I would suggest that you write separate subVIs for opening communications to the sensor, getting a data point from it, and closing the comms port when you are finished (though you can probably just use the serial or VISA close function for that). Chain these VIs together using the comms port (aka VISA session) and error wires. The 'open' VI could take an input that specifies whether real/simulated data is to be used and store that choice in a global variable (or a functional global VI) which the 'get data' VI checks each time it is called.
glglgl's suggestion of sending the simulated data from another serial port is also good; all you need to do here is use the serial send and receive functions in some sort of loop to do the same thing as the real sensor would, in terms of receiving commands and sending an output back. This has the advantage that you don't need to make any changes to your main program which should work exactly the same whether it's connected to the real sensor or the simulation program. However, problems with serial comms in the real world often result from instruments or devices that don't do exactly what their specifications claim they do, so just because your program works perfectly with your simulation doesn't guarantee it'll work perfectly with the real sensor if the real sensor does something you didn't expect :-)

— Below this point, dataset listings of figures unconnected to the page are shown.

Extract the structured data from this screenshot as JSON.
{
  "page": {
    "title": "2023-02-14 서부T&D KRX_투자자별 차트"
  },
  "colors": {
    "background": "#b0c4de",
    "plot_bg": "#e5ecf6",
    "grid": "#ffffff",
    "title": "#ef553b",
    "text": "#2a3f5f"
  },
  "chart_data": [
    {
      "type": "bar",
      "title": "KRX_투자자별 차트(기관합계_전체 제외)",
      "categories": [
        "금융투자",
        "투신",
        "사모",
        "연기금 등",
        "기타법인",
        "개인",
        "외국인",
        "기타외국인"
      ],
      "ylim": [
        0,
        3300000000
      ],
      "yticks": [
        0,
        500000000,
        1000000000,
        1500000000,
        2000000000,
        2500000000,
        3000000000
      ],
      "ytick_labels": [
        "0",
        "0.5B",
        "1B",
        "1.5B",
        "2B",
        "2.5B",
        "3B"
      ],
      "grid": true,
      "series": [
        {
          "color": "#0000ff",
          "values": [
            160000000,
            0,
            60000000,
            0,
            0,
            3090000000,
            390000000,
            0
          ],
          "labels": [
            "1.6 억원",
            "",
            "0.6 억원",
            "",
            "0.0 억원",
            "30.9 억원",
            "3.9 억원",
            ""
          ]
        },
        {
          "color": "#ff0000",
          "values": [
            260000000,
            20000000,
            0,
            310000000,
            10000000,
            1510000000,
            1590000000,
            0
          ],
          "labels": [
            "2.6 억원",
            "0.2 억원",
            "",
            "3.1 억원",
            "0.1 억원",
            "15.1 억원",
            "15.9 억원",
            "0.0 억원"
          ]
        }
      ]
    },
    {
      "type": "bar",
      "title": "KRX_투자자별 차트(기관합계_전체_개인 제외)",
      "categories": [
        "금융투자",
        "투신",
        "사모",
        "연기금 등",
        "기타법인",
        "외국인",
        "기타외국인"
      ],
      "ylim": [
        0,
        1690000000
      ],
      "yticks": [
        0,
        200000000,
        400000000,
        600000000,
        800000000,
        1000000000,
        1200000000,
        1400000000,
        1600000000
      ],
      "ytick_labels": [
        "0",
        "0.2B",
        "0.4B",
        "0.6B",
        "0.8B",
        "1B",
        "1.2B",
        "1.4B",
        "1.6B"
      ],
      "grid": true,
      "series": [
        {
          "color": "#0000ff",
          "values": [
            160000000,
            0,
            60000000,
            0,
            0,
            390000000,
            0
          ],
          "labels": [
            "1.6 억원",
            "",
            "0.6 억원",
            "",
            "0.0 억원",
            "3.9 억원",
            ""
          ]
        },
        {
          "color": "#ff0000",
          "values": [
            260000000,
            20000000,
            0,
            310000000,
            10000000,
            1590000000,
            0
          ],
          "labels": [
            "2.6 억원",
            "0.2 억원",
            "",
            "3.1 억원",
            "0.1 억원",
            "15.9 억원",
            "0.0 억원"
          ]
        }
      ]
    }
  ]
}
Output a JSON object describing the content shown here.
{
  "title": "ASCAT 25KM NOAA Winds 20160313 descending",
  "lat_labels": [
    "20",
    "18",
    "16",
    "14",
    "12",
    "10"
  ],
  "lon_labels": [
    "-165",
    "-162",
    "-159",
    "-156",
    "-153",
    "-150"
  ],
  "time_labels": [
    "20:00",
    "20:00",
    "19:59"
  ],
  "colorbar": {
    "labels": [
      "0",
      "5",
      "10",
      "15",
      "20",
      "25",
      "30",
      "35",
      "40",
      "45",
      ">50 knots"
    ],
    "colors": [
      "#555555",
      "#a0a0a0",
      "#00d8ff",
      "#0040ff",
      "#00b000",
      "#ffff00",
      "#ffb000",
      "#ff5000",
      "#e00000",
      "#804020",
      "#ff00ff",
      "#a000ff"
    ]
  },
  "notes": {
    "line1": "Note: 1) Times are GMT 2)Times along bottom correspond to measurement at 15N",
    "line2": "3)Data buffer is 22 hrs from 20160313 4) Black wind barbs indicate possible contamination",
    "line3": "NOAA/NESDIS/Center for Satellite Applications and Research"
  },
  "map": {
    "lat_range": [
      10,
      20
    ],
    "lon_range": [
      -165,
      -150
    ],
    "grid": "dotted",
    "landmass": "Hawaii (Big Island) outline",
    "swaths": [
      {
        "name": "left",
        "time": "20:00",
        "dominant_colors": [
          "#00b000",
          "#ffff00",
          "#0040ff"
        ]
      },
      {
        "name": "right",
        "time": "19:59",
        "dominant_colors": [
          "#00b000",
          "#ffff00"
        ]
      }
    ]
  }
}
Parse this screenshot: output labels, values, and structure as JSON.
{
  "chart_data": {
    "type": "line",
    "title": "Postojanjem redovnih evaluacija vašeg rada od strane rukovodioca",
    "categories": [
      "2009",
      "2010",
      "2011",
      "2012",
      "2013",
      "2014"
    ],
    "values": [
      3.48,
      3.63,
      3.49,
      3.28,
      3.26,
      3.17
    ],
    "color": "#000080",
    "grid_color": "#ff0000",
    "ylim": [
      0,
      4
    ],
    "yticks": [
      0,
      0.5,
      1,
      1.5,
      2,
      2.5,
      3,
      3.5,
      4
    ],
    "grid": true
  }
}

Though the other answers offered some really great ideas, I've found an easier way to simulate sensor input that would be convenient for beginners.
Create virtual serial ports on your computer by using a Virtual port simulator. http://www.eltima.com/products/vspdxp/
Get a Modbus simulator. http://www.plcsimulator.org/
Download Labview Modbus Library. http://zone.ni.com/devzone/cda/epd/p/id/4756
Open the Labview Modbus library and run 'MB Serial Master Example.vi'
Now it should be possible to read/write values into the simulator using the example program.
The Block Diagram of example program can be analyzed to find out how data is being transferred behind the scenes on Modbus protocol.